We say so bearing in mind the implications of such anger, which could, if not well managed, degenerate into something bigger than what we are witnessing today.
Already in a space of seven days, we have seen the arrest of the Affirmative Repositioning Movement’s Dimbulukeni Nauyoma and Namibian Economic Freedom Fighters member Michael Amushelelo among others, teargassing and rubber bullet usage by the Namibian police and a recurrent shutdown China Town protest.
This amplifies what we have seen in the past weeks where black economic emancipation associations, the Black Business Leadership Network of Namibia (BBLNN) and Northern Local Business Association (NALOBA) have been formed making the anger and frustration around the Namibian economy even heard much louder.
What we have seen and what authorities have to understand is that political anger lowers citizens’ trust in the national government, causing people to view it with hostility, skepticism and outright contempt.

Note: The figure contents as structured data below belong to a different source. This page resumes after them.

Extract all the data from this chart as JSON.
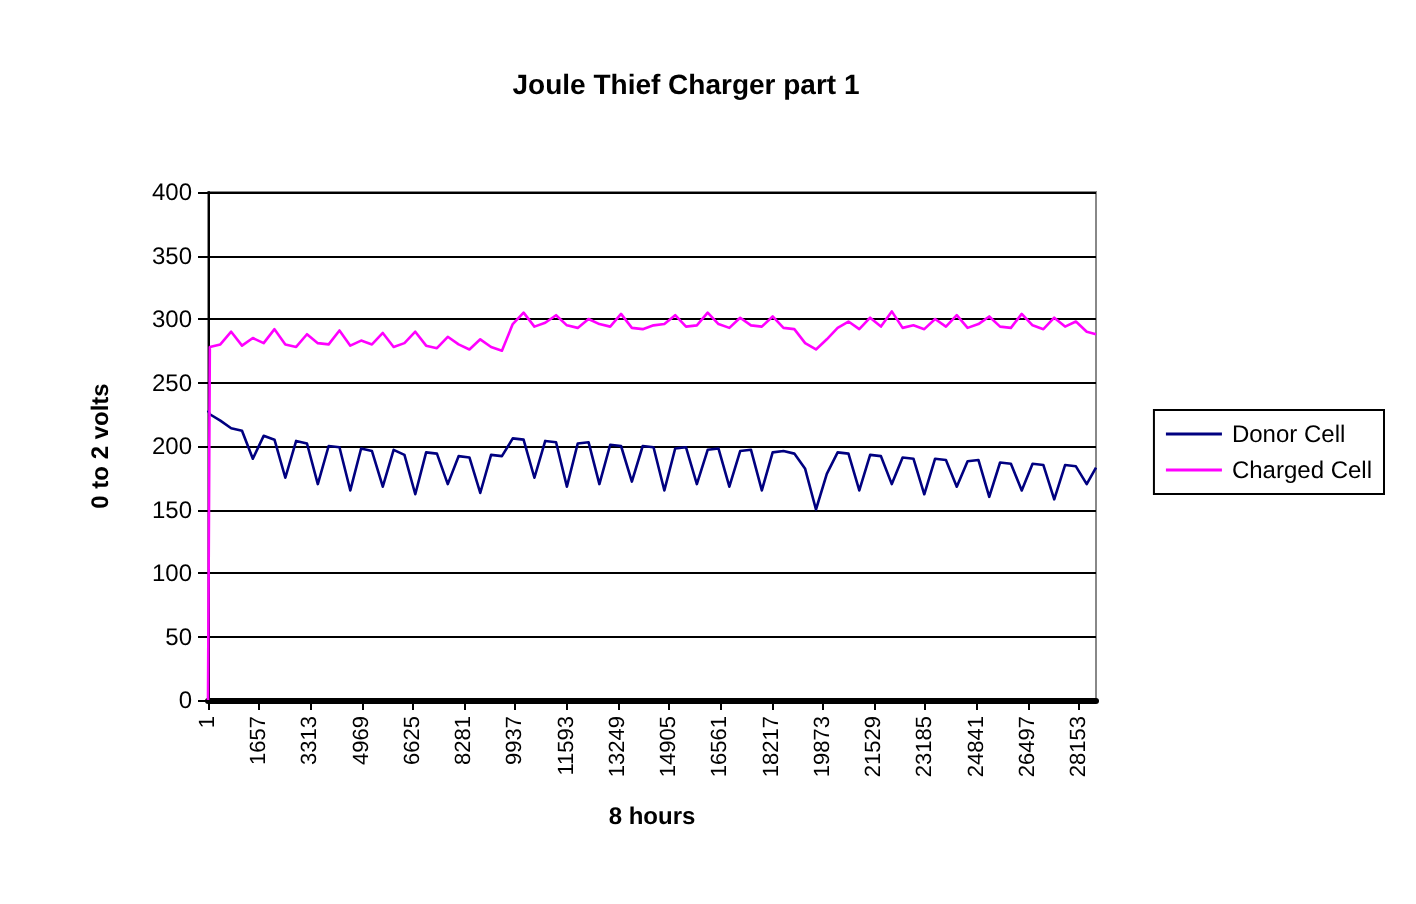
{
  "chart_data": {
    "type": "line",
    "title": "Joule Thief Charger part 1",
    "xlabel": "8 hours",
    "ylabel": "0 to 2 volts",
    "x": [
      1,
      60,
      400,
      750,
      1100,
      1450,
      1800,
      2150,
      2500,
      2850,
      3200,
      3550,
      3900,
      4250,
      4600,
      4950,
      5300,
      5650,
      6000,
      6350,
      6700,
      7050,
      7400,
      7750,
      8100,
      8450,
      8800,
      9150,
      9500,
      9850,
      10200,
      10550,
      10900,
      11250,
      11600,
      11950,
      12300,
      12650,
      13000,
      13350,
      13700,
      14050,
      14400,
      14750,
      15100,
      15450,
      15800,
      16150,
      16500,
      16850,
      17200,
      17550,
      17900,
      18250,
      18600,
      18950,
      19300,
      19650,
      20000,
      20350,
      20700,
      21050,
      21400,
      21750,
      22100,
      22450,
      22800,
      23150,
      23500,
      23850,
      24200,
      24550,
      24900,
      25250,
      25600,
      25950,
      26300,
      26650,
      27000,
      27350,
      27700,
      28050,
      28400,
      28700
    ],
    "series": [
      {
        "name": "Donor Cell",
        "color": "#000080",
        "values": [
          228,
          225,
          220,
          214,
          212,
          190,
          208,
          205,
          175,
          204,
          202,
          170,
          200,
          199,
          165,
          198,
          196,
          168,
          197,
          193,
          162,
          195,
          194,
          170,
          192,
          191,
          163,
          193,
          192,
          206,
          205,
          175,
          204,
          203,
          168,
          202,
          203,
          170,
          201,
          200,
          172,
          200,
          199,
          165,
          198,
          199,
          170,
          197,
          198,
          168,
          196,
          197,
          165,
          195,
          196,
          194,
          182,
          150,
          178,
          195,
          194,
          165,
          193,
          192,
          170,
          191,
          190,
          162,
          190,
          189,
          168,
          188,
          189,
          160,
          187,
          186,
          165,
          186,
          185,
          158,
          185,
          184,
          170,
          183
        ]
      },
      {
        "name": "Charged Cell",
        "color": "#ff00ff",
        "values": [
          0,
          278,
          280,
          290,
          279,
          285,
          281,
          292,
          280,
          278,
          288,
          281,
          280,
          291,
          279,
          283,
          280,
          289,
          278,
          281,
          290,
          279,
          277,
          286,
          280,
          276,
          284,
          278,
          275,
          296,
          305,
          294,
          297,
          303,
          295,
          293,
          300,
          296,
          294,
          304,
          293,
          292,
          295,
          296,
          303,
          294,
          295,
          305,
          296,
          293,
          301,
          295,
          294,
          302,
          293,
          292,
          281,
          276,
          284,
          293,
          298,
          292,
          301,
          294,
          306,
          293,
          295,
          292,
          300,
          294,
          303,
          293,
          296,
          302,
          294,
          293,
          304,
          295,
          292,
          301,
          294,
          298,
          290,
          288
        ]
      }
    ],
    "xlim": [
      1,
      28700
    ],
    "xticks": [
      1,
      1657,
      3313,
      4969,
      6625,
      8281,
      9937,
      11593,
      13249,
      14905,
      16561,
      18217,
      19873,
      21529,
      23185,
      24841,
      26497,
      28153
    ],
    "ylim": [
      0,
      400
    ],
    "yticks": [
      0,
      50,
      100,
      150,
      200,
      250,
      300,
      350,
      400
    ],
    "grid": "y",
    "legend": "right",
    "marker": "none",
    "line_style": "solid"
  }
}
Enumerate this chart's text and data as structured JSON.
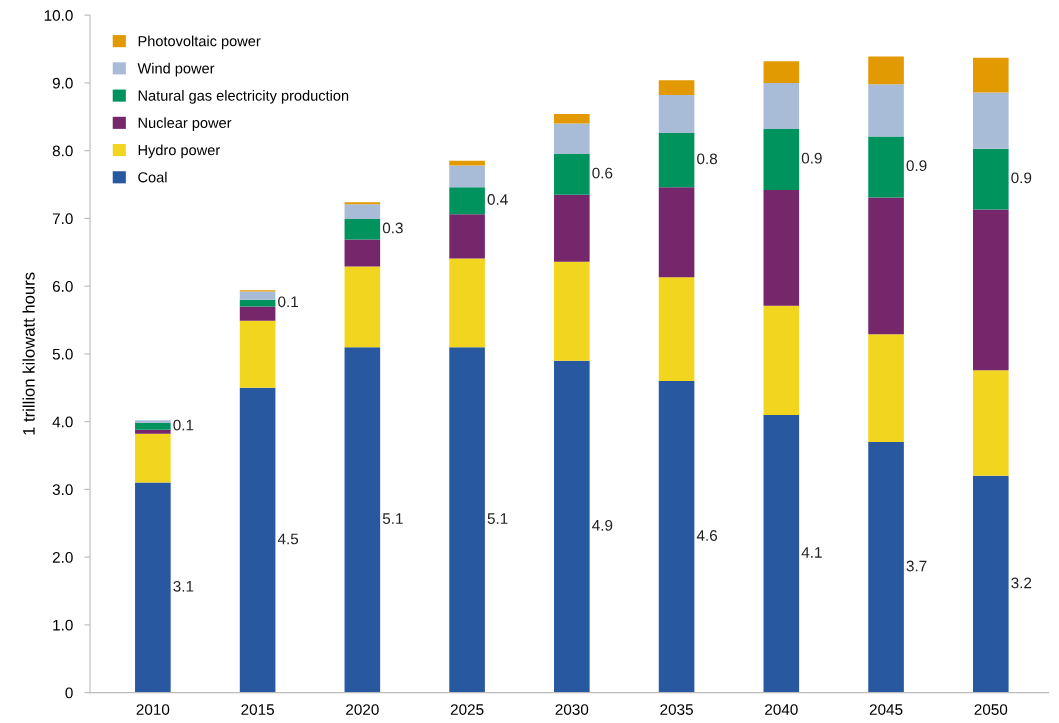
{
  "chart_data": {
    "type": "bar",
    "stacked": true,
    "ylabel": "1 trillion kilowatt hours",
    "categories": [
      "2010",
      "2015",
      "2020",
      "2025",
      "2030",
      "2035",
      "2040",
      "2045",
      "2050"
    ],
    "series": [
      {
        "name": "Coal",
        "color": "#2858a0",
        "values": [
          3.1,
          4.5,
          5.1,
          5.1,
          4.9,
          4.6,
          4.1,
          3.7,
          3.2
        ],
        "value_labels": [
          "3.1",
          "4.5",
          "5.1",
          "5.1",
          "4.9",
          "4.6",
          "4.1",
          "3.7",
          "3.2"
        ]
      },
      {
        "name": "Hydro power",
        "color": "#f2d51f",
        "values": [
          0.72,
          0.99,
          1.19,
          1.31,
          1.46,
          1.53,
          1.61,
          1.59,
          1.56
        ]
      },
      {
        "name": "Nuclear power",
        "color": "#76276c",
        "values": [
          0.06,
          0.21,
          0.4,
          0.65,
          0.99,
          1.33,
          1.71,
          2.02,
          2.37
        ]
      },
      {
        "name": "Natural gas electricity production",
        "color": "#00935e",
        "values": [
          0.1,
          0.1,
          0.3,
          0.4,
          0.6,
          0.8,
          0.9,
          0.9,
          0.9
        ],
        "value_labels": [
          "0.1",
          "0.1",
          "0.3",
          "0.4",
          "0.6",
          "0.8",
          "0.9",
          "0.9",
          "0.9"
        ]
      },
      {
        "name": "Wind power",
        "color": "#a8bcd8",
        "values": [
          0.04,
          0.12,
          0.22,
          0.32,
          0.45,
          0.56,
          0.68,
          0.77,
          0.83
        ]
      },
      {
        "name": "Photovoltaic power",
        "color": "#e39a02",
        "values": [
          null,
          0.02,
          0.03,
          0.07,
          0.14,
          0.22,
          0.32,
          0.41,
          0.51
        ]
      }
    ],
    "ylim": [
      0,
      10
    ],
    "yticks": [
      0,
      {
        "value": 1,
        "label": "1.0"
      },
      {
        "value": 2,
        "label": "2.0"
      },
      {
        "value": 3,
        "label": "3.0"
      },
      {
        "value": 4,
        "label": "4.0"
      },
      {
        "value": 5,
        "label": "5.0"
      },
      {
        "value": 6,
        "label": "6.0"
      },
      {
        "value": 7,
        "label": "7.0"
      },
      {
        "value": 8,
        "label": "8.0"
      },
      {
        "value": 9,
        "label": "9.0"
      },
      {
        "value": 10,
        "label": "10.0"
      }
    ],
    "grid": false,
    "legend": "top left"
  }
}
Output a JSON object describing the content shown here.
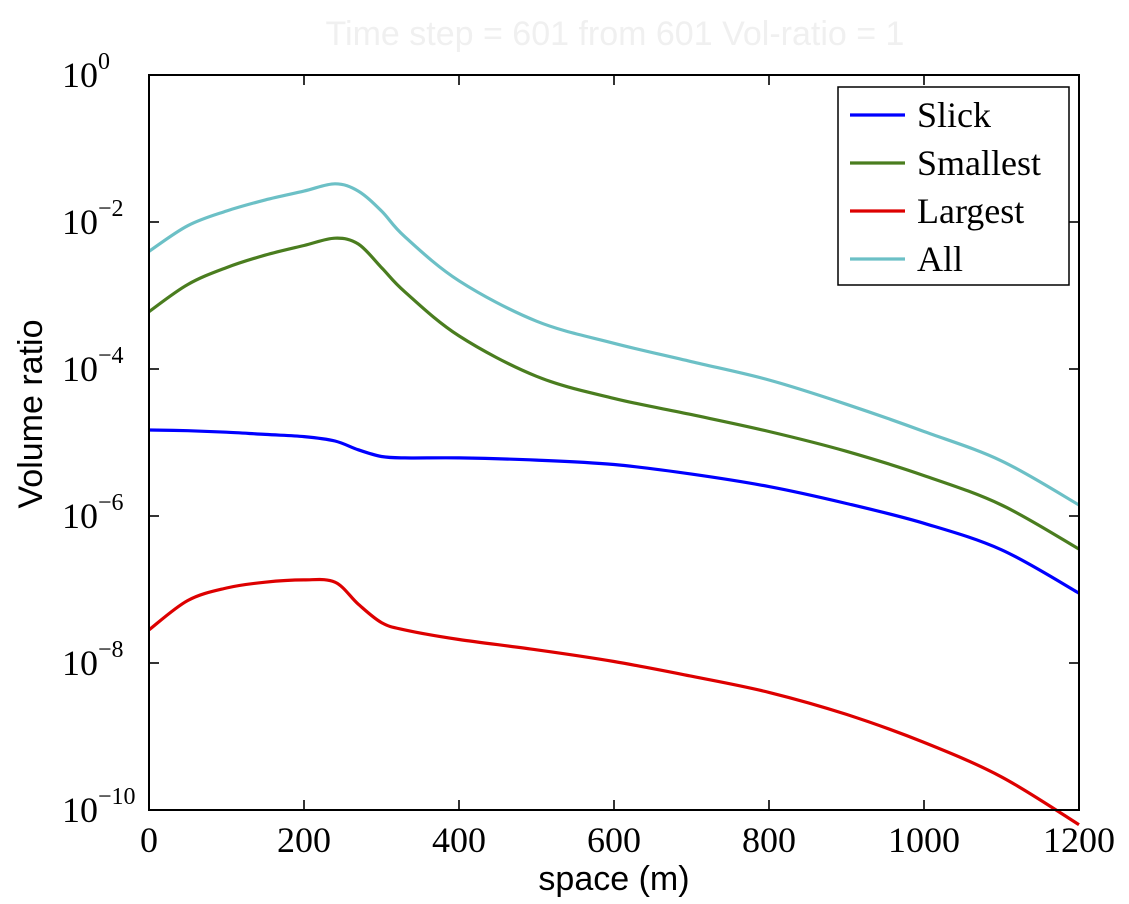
{
  "chart_data": {
    "type": "line",
    "title": "Time step = 601 from 601 Vol-ratio = 1",
    "xlabel": "space (m)",
    "ylabel": "Volume ratio",
    "xscale": "linear",
    "yscale": "log",
    "xlim": [
      0,
      1200
    ],
    "ylim_exp": [
      -10,
      0
    ],
    "xticks": [
      0,
      200,
      400,
      600,
      800,
      1000,
      1200
    ],
    "xtick_labels": [
      "0",
      "200",
      "400",
      "600",
      "800",
      "1000",
      "1200"
    ],
    "yticks_exp": [
      -10,
      -8,
      -6,
      -4,
      -2,
      0
    ],
    "ytick_base": "10",
    "ytick_exponents": [
      "−10",
      "−8",
      "−6",
      "−4",
      "−2",
      "0"
    ],
    "legend_position": "top-right",
    "x": [
      0,
      50,
      100,
      150,
      200,
      240,
      270,
      300,
      330,
      400,
      500,
      600,
      700,
      800,
      900,
      1000,
      1100,
      1200
    ],
    "series": [
      {
        "name": "Slick",
        "color": "#0000ff",
        "log10_values": [
          -4.83,
          -4.84,
          -4.86,
          -4.89,
          -4.92,
          -4.98,
          -5.1,
          -5.19,
          -5.21,
          -5.21,
          -5.24,
          -5.3,
          -5.43,
          -5.6,
          -5.83,
          -6.1,
          -6.46,
          -7.05
        ]
      },
      {
        "name": "Smallest",
        "color": "#4a7d1f",
        "log10_values": [
          -3.22,
          -2.85,
          -2.62,
          -2.45,
          -2.32,
          -2.22,
          -2.3,
          -2.62,
          -2.95,
          -3.55,
          -4.1,
          -4.4,
          -4.62,
          -4.85,
          -5.12,
          -5.45,
          -5.85,
          -6.45
        ]
      },
      {
        "name": "Largest",
        "color": "#dd0000",
        "log10_values": [
          -7.55,
          -7.15,
          -6.98,
          -6.9,
          -6.87,
          -6.9,
          -7.2,
          -7.45,
          -7.55,
          -7.68,
          -7.82,
          -7.98,
          -8.18,
          -8.4,
          -8.7,
          -9.08,
          -9.55,
          -10.2
        ]
      },
      {
        "name": "All",
        "color": "#6cc0c6",
        "log10_values": [
          -2.4,
          -2.05,
          -1.85,
          -1.7,
          -1.58,
          -1.48,
          -1.58,
          -1.85,
          -2.2,
          -2.8,
          -3.35,
          -3.65,
          -3.9,
          -4.15,
          -4.48,
          -4.85,
          -5.25,
          -5.85
        ]
      }
    ]
  }
}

Due to the increasingly national focus of politics, that anger is often directed at President Hage Geingob’s administration which plunges investor confidence in Namibia.
It also creates a governance problem, as previous reports have demonstrated, trust facilitates bipartisan lawmaking and support for social welfare programmes that seek to make society more equitable, among other policies.
Namibians’ trust in government has been declining for some time now and this is not being addressed as aggressively as it should be by a caring government.
The declining trust has also been exacerbated by various questionable actions by government agencies such as the destruction of N$5 million worth of counterfeits good by Namra recently and the contentious FIMA bill which was outrightly rejected by the public in recent weeks.
Angry people tend to negatively judge the source of their anger. So when politicians continually label each other with crude epithets and infuriate people by taking – or not taking – certain actions, the public responds by lowering their evaluations of government.
Eventually, and as we see more and more in this day, they question what government is even capable of.
All in all anger is corrosive.
It diminishes the quality of Namibian democracy well after the politicians who used anger as a campaign strategy have won and left office. We thus are of the same view as opposition leader, McHenry Venaani who has in the past week called for the Prime Minister to bring the minority parties together for dialogue reminding us of what such isolated incidences did to Tunisia.